Mom sighed. "You don't make any sense. I don't know, Hazel. People just do."

"Some answer," Hazel said bitterly, before pushing herself away from the table. "I'm done." She snatched the handle of her silver cylinder in one paw and pulled it along as she slowly but resolutely strode across the room to scoop her cat up in her other paw.

Only when they were both out of sight of Mom and Dad did she set him down. Her breathing sounded a bit strained, but it didn't seem to bother her. Or she was too riled to care. Rene Descartes couldn't tell.

"Why did you do that?" he asked, looking up at her in confusion.

"He would have answered, Des," Hazel told him quietly. "Come with me, Des. I'll tell you about him." She started walking towards her room, Rene Descartes right at her heels.

"Who is 'he'? Dad?" Hazel didn't reply until she sat down on her bed, patting the space beside her for her kitten to join her. Rene Descartes leaped up, curling up against her side. "Would the 'he' you are speaking of happen to be Dad?"

"You're not the first man in my life," Hazel said with a small smile. "Before I ever met you, which, granted, was not that long ago, I knew a boy named Augustus Waters. I met him at Support Group. He had, but survived, his cancer, though he lost his leg to it."

"Cancer?"

Hazel thought for a moment before continuing. "He...took interest in me. I went to his house to watch a movie, and met his friend, and I got him to read An Imperial Infliction, which, as it turned out, he loved."

"Oh, I have seen you reading that book. It would be lovely if you could describe it to me someday."

The human beside him smiled again. "In fact, he took me to Amsterdam to meet the author, Peter van Houten, who had offered to tell us about the ending." Her smile widened. "Van Houten turned out to be a real jerk. You see, he hadn't thought that I'd be able to travel in my condition. He didn't give either of us any answers, nor had he ever planned to. Regardless, Augustus and I had a...great time."

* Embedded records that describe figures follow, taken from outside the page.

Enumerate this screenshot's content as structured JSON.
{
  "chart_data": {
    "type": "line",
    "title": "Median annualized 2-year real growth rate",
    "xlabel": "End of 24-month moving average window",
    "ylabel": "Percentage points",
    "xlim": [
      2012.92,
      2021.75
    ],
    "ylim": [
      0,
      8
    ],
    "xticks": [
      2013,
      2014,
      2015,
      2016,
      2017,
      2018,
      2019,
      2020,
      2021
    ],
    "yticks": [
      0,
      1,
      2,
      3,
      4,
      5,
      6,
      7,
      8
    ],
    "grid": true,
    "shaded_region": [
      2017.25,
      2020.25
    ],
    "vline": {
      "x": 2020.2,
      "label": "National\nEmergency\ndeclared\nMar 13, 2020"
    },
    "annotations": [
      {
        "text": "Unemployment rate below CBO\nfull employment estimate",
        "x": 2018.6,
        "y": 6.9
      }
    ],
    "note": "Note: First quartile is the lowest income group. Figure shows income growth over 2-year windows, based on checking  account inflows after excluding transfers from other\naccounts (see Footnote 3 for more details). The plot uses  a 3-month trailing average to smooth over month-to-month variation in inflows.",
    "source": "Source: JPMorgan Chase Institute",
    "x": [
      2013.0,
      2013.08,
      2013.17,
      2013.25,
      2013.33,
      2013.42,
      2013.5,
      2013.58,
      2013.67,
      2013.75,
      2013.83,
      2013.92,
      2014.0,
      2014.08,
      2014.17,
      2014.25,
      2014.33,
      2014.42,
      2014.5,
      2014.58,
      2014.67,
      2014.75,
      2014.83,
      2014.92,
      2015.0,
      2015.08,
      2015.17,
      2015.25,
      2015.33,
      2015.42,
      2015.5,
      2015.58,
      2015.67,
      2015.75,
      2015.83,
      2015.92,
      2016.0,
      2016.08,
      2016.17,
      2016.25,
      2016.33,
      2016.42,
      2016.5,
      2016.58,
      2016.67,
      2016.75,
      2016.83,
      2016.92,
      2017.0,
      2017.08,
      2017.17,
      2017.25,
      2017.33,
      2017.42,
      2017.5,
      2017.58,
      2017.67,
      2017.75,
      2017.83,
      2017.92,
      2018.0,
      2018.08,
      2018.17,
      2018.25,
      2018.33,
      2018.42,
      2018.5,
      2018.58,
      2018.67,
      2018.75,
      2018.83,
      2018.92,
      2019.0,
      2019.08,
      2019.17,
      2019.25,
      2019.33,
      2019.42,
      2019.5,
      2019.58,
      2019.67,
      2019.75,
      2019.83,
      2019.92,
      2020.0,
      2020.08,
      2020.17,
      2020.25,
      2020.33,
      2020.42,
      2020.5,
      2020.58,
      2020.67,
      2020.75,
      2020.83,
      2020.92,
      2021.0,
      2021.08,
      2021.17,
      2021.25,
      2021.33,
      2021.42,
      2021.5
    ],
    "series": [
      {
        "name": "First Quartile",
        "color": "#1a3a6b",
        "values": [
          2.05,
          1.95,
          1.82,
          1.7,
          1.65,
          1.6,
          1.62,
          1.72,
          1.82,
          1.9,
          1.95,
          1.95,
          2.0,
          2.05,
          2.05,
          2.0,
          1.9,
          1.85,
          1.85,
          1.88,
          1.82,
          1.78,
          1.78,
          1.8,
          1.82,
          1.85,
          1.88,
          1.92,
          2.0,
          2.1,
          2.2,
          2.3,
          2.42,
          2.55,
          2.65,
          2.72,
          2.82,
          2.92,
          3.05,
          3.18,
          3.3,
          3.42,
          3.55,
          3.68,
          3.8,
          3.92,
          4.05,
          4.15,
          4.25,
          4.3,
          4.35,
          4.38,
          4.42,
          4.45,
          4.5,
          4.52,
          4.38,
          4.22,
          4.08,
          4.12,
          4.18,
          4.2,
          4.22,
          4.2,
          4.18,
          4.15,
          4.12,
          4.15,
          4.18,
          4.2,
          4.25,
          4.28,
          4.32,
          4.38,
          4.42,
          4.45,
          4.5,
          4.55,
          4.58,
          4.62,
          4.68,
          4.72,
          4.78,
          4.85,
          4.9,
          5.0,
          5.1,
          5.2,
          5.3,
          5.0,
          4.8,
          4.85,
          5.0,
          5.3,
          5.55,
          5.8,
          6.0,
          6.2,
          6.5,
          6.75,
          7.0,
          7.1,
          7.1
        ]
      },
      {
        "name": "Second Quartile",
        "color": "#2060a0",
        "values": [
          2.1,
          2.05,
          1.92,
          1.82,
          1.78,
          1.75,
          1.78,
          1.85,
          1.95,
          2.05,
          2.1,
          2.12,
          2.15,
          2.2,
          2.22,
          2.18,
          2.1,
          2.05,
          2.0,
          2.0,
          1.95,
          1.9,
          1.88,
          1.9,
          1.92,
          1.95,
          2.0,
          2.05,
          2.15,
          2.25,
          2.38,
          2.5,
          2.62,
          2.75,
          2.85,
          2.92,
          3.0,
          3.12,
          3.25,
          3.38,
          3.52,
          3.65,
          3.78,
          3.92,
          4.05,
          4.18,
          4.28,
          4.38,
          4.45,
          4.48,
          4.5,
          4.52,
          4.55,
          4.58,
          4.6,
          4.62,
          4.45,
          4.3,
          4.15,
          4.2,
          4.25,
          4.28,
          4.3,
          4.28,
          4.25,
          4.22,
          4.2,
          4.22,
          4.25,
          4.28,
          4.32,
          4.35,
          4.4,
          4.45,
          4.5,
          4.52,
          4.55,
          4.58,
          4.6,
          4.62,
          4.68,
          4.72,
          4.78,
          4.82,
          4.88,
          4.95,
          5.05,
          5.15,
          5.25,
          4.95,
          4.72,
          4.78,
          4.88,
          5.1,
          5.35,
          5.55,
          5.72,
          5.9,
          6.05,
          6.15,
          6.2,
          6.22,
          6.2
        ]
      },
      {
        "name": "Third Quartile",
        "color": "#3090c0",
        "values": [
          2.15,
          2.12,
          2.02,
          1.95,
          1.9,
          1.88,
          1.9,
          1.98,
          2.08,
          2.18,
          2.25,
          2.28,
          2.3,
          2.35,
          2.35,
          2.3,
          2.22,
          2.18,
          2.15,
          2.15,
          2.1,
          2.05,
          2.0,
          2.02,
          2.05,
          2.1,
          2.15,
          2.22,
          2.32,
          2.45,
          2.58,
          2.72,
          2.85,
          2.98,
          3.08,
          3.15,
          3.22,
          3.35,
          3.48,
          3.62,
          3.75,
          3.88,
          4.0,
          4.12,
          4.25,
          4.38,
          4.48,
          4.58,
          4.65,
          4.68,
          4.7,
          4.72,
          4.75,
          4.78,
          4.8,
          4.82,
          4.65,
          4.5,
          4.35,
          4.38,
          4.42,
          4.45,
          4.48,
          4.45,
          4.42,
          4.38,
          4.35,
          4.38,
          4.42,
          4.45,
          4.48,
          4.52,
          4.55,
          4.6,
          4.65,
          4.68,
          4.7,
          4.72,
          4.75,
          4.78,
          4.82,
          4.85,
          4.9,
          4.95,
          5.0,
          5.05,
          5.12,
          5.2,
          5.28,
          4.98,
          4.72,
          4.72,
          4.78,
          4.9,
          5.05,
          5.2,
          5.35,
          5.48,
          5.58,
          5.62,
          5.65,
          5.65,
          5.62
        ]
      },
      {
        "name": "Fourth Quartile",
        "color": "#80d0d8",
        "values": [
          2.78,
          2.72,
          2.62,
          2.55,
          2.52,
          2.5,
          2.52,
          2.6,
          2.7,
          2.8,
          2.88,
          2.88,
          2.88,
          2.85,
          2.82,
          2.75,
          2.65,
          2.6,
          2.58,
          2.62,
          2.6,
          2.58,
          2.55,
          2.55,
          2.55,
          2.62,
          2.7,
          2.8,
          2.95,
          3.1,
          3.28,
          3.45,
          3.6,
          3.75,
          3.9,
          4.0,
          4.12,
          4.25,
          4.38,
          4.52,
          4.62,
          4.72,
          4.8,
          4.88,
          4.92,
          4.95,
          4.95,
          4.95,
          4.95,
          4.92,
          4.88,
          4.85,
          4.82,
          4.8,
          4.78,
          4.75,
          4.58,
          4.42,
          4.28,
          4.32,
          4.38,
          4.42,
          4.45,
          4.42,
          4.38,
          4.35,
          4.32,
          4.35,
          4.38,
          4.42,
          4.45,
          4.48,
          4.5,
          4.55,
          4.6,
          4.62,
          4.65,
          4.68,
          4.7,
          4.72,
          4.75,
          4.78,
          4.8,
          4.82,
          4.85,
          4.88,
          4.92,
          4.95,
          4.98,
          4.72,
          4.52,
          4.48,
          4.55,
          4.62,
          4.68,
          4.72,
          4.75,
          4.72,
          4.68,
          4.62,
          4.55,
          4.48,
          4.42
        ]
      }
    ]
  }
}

"He does sound like a rat for brains, I agree."

Hazel's smile faded. "That's where he told me, though. His cancer had come back, and it was much, much worse." She took a shaky breath. "He told me he was dying."

Whether she could understand them or not, Rene Descartes was at a loss for words.

"And he did, Des. It was not valiant, not heroic. He just...wasted away. He was swallowed by the oblivion he so feared." She sighed. She looked rattled, but there wasn't much Rene Descartes could do. "I loved him."

"I'm sorry," the kitten mewled, rubbing his head against her paw. "I am."

"And finally, with my own cancer...I'm dying too."